Corn, or maize as it is otherwise known, is a major food source of the world, and now a whole new aspect of corn has been discovered. The implications of the discovery are large for the agricultural community as well as for the world where so many depend on corn for sustenance and food.
The corn plant is much more diverse and complex than previously thought! It is like finding a long lost chapter to a historical text- it gives new meaning to the book, or in this case, plant.
Professor Doreen Ware and her research team at Cold Spring Harbor Laboratory investigated the corn's genes that not only provide the basic blueprint of an organism, but also give rise to the possible variations the organism can express, for example hair or eye color in humans.
In order to express these different traits, a portion of DNA that makes up the genes is used to make another long chained molecule called RNA.
This RNA strand, otherwise known as a transcript, in conjunction with other machinery in the cell, can be used to make specific proteins that are ultimately linked to particular traits or responses of the cell.
Since each of these proteins are made from distinct RNA strands, the possible traits an organism can have is related to the range of RNA strands that derive from DNA.
A prominent way that unique RNA strands can be made from DNA is in the slightly different ways that the RNA is modified after it is generated from a DNA strand. This allows for a more varied set of RNA to be made from a given set of DNA and enables diversity in the potential traits the organism can ultimately have.
Dr. Ware and her team primarily searched for variations in these types of RNA in the corn plant, which serves as a leading model for revealing the genetic network of plants.
Although other scientists had previously carried out genomic studies on corn, Dr. Ware's approach relied on a specific technique using a "long-read" sequencing technology accessed in partnership with the company PacBioÂ that is more accurate and allowed them to discover a larger variety of RNA.
By looking for the RNA in different tissues of the corn, such as the root, ear, and pollen, Dr. Ware and her team exposed a larger assortment of RNA strands not seen previously.

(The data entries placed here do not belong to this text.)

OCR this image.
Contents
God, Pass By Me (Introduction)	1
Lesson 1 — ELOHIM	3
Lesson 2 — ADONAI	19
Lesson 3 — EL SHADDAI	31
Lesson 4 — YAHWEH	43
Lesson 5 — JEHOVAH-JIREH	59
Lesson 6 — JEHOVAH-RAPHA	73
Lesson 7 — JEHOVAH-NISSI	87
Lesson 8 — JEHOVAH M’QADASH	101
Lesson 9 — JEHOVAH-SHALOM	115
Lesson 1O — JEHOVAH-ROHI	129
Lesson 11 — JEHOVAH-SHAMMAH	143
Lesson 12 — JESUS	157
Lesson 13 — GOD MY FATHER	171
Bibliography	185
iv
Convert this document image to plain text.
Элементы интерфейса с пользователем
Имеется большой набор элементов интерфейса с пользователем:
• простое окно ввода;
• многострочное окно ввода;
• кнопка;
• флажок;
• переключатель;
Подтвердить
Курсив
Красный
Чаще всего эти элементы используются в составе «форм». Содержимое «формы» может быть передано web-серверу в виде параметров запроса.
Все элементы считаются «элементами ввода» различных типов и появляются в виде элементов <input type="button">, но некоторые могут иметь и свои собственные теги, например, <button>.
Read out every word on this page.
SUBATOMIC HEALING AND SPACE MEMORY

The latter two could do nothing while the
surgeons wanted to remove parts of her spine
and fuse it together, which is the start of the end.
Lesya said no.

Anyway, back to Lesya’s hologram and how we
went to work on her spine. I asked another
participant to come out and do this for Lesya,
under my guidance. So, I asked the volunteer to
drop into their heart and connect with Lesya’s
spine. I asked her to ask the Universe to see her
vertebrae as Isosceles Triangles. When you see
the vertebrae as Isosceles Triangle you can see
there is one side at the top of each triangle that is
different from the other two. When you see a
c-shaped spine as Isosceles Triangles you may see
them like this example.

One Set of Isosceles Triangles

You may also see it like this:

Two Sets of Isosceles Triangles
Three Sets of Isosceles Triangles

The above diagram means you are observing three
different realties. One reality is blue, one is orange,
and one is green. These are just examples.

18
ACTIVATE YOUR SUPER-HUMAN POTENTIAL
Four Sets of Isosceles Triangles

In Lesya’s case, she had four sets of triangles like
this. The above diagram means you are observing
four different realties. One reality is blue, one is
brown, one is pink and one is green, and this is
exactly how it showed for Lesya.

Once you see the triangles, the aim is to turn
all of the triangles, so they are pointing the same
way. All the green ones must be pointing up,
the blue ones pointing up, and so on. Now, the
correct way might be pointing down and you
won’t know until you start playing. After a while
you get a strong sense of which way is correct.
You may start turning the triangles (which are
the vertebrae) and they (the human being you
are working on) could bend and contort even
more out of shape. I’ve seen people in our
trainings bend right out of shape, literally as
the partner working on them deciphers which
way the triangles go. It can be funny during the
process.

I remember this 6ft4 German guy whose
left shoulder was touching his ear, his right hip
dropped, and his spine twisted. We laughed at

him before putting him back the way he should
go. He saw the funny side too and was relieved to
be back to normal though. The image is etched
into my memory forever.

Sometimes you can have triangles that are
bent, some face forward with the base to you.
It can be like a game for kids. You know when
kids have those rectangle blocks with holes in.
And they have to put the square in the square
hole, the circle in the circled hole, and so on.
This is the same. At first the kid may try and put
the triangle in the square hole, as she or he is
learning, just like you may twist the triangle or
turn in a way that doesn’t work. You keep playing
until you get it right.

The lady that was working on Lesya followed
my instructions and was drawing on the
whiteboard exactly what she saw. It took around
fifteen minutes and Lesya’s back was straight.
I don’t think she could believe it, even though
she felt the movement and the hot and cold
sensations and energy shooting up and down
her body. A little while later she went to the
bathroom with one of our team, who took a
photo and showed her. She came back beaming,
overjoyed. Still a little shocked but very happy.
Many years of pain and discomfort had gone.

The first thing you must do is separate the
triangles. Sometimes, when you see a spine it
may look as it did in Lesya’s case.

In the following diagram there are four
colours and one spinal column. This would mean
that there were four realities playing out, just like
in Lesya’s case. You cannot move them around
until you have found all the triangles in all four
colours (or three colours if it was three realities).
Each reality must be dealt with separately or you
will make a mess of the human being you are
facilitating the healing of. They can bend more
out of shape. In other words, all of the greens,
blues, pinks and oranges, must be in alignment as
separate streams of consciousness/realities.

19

One of the interesting things they found was that certain tissues, such as the root, expressed a larger diversity of RNA than other tissues, such as the endosperm and pollen.
"The average length of transcripts obtained in this study was also found to be significantly higher than previously thought, which indicated their completeness and the availability of a large number of [different versions of] transcripts that can provide a clue about the protein diversity in corn," says Dr. Mukesh Jain, Associate Professor at the School of Computational and Integrative Sciences, Jawaharlal Nehru University, New Delhi, India, whose research involves plant genomics and is not involved in the current study.
With their approach, Dr. Ware and her team greatly expanded on existing models that describe the genetic makeup of corn and uncovered numerous other RNA strands present in the corn at different developmental stages and in different tissues.
Such discoveries are very useful and can be applied, for example, to further study the process of how and what regulates the modification of RNA after it captures the information from DNA, leading to the 'range of traits' an organism can have. The findings can also furnish more insight into the corn's development.
Although a good starting point, Jain notes, "Another important challenge still remains to be addressed is to capture all the possible transcribed regions of the genome. Similar studies are needed for other crop plants to discover the full-length transcripts and transcript/protein diversity. This will be quite helpful to reveal the functional conservation/divergence among crop plants."